Evolution of the ability to evade host innate immune defense by Talaromyces marneffei.

Talaromyces (Penicillium) marneffei is an intracellular pathogenic fungus. Some strains of this fungus have been misidentified due to the similarity between Talaromyces and Penicillium. T. marneffei has mainly been found to afflict immunocompromised individuals, causing respiratory, skin, and systemic mycosis. Mp1p is a key virulence factor that can help T. marneffei evade clearance by the normally functioning immune system. Understanding how novel functions arise is an intriguing question in many fields of biology. Mp1p has two homologous domains (Mp1p-LBD1 and Mp1p-LBD2). Sequence similarity searches with Mp1p-LBD sequences revealed Mp1p homologs in many other pathogenic fungi. Integrated information on the taxonomic distribution, phylogenetic relationships, and sequence similarity of Mp1p domains revealed that the ancestor of Mp1p-LBDs was acquired through horizontal gene transfer (HGT).

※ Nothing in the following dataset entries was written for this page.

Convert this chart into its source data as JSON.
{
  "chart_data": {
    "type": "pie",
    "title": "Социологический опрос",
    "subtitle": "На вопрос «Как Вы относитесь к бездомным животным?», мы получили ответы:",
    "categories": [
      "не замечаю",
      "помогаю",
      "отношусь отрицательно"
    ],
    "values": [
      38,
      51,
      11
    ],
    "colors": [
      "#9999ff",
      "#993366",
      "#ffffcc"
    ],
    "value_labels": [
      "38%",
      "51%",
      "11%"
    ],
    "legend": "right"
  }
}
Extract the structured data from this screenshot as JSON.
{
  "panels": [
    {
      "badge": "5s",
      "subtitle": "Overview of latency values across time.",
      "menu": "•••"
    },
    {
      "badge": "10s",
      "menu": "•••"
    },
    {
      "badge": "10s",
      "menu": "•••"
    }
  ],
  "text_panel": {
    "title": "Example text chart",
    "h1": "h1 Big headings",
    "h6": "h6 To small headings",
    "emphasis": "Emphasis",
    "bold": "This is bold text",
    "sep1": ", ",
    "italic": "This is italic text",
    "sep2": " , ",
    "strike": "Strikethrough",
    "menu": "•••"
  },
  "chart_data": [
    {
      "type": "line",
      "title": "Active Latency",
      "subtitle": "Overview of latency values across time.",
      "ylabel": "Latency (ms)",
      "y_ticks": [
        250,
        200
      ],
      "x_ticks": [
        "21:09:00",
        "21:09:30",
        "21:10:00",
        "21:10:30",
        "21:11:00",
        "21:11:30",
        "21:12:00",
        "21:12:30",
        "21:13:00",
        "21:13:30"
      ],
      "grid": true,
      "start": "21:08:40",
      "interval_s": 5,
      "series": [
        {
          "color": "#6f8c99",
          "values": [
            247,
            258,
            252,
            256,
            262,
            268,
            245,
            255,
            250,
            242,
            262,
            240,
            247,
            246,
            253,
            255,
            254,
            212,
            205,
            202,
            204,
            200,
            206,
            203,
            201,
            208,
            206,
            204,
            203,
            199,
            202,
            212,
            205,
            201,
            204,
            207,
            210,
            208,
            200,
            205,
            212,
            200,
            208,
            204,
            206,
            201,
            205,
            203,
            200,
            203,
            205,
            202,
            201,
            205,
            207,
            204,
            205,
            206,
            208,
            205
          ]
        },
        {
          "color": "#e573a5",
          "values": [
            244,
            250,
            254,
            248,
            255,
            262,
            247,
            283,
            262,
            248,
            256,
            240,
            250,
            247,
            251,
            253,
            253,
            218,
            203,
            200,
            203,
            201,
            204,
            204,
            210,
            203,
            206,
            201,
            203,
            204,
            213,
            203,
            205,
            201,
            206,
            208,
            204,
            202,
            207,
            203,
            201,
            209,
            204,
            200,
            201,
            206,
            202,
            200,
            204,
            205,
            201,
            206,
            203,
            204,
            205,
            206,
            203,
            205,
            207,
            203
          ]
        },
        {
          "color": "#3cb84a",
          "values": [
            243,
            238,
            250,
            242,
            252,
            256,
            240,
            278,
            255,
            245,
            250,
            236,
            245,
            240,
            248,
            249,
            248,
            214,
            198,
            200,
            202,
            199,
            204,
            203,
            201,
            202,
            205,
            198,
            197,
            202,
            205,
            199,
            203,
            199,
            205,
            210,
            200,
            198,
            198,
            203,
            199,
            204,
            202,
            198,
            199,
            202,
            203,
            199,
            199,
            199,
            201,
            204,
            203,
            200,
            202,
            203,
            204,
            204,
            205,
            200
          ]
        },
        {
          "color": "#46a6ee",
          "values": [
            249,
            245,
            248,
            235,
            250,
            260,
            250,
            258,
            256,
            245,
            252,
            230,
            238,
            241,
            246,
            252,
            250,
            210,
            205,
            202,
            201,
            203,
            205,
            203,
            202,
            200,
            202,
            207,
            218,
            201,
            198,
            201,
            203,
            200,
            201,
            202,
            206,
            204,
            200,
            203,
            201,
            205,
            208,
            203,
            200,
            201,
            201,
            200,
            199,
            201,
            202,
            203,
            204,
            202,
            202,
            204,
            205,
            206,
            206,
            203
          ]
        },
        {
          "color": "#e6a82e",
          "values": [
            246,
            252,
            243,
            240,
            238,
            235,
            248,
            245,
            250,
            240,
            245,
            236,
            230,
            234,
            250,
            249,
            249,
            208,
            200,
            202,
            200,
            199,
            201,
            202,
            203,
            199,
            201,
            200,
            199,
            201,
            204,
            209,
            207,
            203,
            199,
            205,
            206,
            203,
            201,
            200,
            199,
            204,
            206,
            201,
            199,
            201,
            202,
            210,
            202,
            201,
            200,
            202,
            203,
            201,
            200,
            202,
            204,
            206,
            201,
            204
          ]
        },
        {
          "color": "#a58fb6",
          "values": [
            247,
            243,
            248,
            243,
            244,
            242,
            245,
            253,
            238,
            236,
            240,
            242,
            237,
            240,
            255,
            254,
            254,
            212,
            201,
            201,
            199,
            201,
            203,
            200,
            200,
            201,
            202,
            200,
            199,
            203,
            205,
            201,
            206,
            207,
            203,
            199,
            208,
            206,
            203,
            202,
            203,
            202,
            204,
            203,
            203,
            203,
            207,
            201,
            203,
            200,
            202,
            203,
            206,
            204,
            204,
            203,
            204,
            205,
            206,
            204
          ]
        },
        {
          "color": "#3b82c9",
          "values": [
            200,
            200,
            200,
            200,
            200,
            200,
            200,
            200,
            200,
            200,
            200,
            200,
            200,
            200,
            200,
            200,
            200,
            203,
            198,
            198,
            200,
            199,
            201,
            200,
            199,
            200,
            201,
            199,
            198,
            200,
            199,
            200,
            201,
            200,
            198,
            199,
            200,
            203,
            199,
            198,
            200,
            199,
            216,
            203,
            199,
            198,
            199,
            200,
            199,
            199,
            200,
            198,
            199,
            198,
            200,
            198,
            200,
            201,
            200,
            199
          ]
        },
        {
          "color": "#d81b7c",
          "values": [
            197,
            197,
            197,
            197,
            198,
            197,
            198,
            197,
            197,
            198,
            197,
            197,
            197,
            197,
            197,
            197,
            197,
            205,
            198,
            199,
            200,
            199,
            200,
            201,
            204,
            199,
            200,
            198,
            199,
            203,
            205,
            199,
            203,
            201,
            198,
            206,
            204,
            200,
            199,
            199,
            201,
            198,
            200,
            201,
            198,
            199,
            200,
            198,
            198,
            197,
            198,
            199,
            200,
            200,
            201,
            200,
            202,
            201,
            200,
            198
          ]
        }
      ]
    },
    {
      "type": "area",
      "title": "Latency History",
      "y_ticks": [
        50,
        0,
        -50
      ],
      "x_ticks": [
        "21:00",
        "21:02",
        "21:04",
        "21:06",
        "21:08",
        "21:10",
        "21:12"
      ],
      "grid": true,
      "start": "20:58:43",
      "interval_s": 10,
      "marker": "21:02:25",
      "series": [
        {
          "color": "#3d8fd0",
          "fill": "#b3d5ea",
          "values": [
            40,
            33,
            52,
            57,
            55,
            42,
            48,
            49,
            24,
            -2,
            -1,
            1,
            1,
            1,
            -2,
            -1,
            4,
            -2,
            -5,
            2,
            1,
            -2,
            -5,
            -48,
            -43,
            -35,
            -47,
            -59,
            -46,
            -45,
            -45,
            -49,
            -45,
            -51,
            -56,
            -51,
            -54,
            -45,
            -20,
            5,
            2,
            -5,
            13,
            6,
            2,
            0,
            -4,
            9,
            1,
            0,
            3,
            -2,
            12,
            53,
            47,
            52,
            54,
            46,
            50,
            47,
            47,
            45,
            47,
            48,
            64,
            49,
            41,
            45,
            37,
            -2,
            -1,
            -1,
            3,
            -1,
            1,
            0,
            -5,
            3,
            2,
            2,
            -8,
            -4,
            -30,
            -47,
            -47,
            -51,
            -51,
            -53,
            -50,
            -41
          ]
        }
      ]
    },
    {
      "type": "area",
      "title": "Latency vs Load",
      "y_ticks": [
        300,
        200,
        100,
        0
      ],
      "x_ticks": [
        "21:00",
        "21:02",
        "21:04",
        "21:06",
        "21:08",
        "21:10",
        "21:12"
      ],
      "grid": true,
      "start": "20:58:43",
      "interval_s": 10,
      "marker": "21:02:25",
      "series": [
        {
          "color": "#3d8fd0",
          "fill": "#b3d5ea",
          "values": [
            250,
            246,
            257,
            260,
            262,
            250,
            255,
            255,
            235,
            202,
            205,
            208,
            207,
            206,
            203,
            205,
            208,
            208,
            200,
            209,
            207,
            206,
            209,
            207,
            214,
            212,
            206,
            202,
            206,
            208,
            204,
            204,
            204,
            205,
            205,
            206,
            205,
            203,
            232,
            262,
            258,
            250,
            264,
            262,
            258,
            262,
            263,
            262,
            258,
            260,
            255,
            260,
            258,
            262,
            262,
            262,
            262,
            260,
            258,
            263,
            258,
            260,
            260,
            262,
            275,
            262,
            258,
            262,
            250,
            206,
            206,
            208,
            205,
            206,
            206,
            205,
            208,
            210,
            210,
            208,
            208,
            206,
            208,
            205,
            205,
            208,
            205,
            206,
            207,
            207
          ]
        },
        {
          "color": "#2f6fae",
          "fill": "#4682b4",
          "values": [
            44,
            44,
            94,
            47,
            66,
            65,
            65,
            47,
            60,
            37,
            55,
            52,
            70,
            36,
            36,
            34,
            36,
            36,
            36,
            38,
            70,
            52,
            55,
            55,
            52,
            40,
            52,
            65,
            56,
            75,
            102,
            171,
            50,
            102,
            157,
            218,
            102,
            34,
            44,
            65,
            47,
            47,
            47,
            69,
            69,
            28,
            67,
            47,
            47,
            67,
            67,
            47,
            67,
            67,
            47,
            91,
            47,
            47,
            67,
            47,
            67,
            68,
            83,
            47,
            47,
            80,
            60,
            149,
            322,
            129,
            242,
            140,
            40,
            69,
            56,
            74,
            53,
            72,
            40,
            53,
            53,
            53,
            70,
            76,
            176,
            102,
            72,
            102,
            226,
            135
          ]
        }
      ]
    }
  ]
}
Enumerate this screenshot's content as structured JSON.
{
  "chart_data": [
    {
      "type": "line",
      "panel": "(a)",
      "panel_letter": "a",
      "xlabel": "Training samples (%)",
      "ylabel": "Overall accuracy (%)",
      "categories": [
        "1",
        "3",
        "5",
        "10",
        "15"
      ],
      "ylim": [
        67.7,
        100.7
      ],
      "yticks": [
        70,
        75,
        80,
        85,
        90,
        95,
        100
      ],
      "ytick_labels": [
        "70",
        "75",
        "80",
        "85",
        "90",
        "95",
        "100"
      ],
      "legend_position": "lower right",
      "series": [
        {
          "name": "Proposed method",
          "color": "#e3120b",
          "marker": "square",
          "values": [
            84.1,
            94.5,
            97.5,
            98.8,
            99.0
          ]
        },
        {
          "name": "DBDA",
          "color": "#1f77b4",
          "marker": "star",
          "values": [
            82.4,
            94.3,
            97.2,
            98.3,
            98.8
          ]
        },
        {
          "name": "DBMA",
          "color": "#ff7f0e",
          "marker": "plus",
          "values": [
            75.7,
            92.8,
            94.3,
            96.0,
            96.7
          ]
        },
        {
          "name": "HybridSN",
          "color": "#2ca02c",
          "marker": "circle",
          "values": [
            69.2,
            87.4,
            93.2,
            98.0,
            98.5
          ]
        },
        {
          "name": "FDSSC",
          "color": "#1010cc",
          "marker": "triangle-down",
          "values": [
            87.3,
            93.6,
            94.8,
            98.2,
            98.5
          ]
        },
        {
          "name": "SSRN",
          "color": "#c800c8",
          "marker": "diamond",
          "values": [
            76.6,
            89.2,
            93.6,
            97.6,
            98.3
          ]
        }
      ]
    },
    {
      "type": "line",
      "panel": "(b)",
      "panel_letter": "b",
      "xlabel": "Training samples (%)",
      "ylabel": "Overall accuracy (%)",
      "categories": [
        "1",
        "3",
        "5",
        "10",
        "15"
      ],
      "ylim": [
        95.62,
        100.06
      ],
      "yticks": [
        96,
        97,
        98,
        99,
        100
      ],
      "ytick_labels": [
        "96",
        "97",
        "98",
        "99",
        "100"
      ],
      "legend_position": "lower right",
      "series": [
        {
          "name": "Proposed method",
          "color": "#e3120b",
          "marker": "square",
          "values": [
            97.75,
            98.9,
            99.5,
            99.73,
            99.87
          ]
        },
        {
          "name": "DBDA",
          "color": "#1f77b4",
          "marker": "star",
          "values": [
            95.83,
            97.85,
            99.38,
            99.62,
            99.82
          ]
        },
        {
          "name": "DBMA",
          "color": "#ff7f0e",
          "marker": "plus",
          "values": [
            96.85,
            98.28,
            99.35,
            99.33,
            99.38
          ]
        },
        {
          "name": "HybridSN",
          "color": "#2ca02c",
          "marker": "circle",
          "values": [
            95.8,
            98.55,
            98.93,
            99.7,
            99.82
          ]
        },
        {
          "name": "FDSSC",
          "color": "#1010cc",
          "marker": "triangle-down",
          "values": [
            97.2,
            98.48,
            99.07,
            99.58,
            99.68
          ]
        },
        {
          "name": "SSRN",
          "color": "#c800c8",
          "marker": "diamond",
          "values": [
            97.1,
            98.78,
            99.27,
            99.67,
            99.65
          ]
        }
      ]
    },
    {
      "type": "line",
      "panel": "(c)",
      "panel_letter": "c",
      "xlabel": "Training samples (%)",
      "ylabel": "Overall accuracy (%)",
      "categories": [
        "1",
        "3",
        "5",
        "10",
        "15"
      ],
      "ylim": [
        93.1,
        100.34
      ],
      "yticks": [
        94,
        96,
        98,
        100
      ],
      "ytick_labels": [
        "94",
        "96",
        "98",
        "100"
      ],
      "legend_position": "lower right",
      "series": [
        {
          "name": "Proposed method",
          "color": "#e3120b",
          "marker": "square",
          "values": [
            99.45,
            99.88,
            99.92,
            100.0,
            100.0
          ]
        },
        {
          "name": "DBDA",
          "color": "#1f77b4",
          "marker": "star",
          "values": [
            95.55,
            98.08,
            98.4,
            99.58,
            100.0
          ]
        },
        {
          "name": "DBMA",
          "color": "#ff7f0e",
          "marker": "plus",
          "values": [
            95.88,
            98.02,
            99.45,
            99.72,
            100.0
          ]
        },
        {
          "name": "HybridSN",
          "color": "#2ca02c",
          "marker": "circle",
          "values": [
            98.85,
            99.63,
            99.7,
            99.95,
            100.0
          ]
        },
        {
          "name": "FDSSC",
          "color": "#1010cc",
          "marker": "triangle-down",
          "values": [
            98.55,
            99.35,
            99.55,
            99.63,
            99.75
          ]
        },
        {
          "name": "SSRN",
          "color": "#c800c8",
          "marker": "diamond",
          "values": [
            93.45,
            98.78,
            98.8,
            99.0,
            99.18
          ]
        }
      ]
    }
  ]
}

Additional evidence revealed that Mp1p homologs have undergone extensive gene duplications in T. marneffei. Mp1p might be a result of gene fusion following gene duplication. Furthermore, we propose a new method for identifying Talaromyces and identify 4 strains with misclassification errors. Our results characterize the evolutionary mechanism of T. marneffei evasion of host innate immune defense and clearly demonstrate the role of gene duplication and HGT in the evolution of host immune escape by T. marneffei.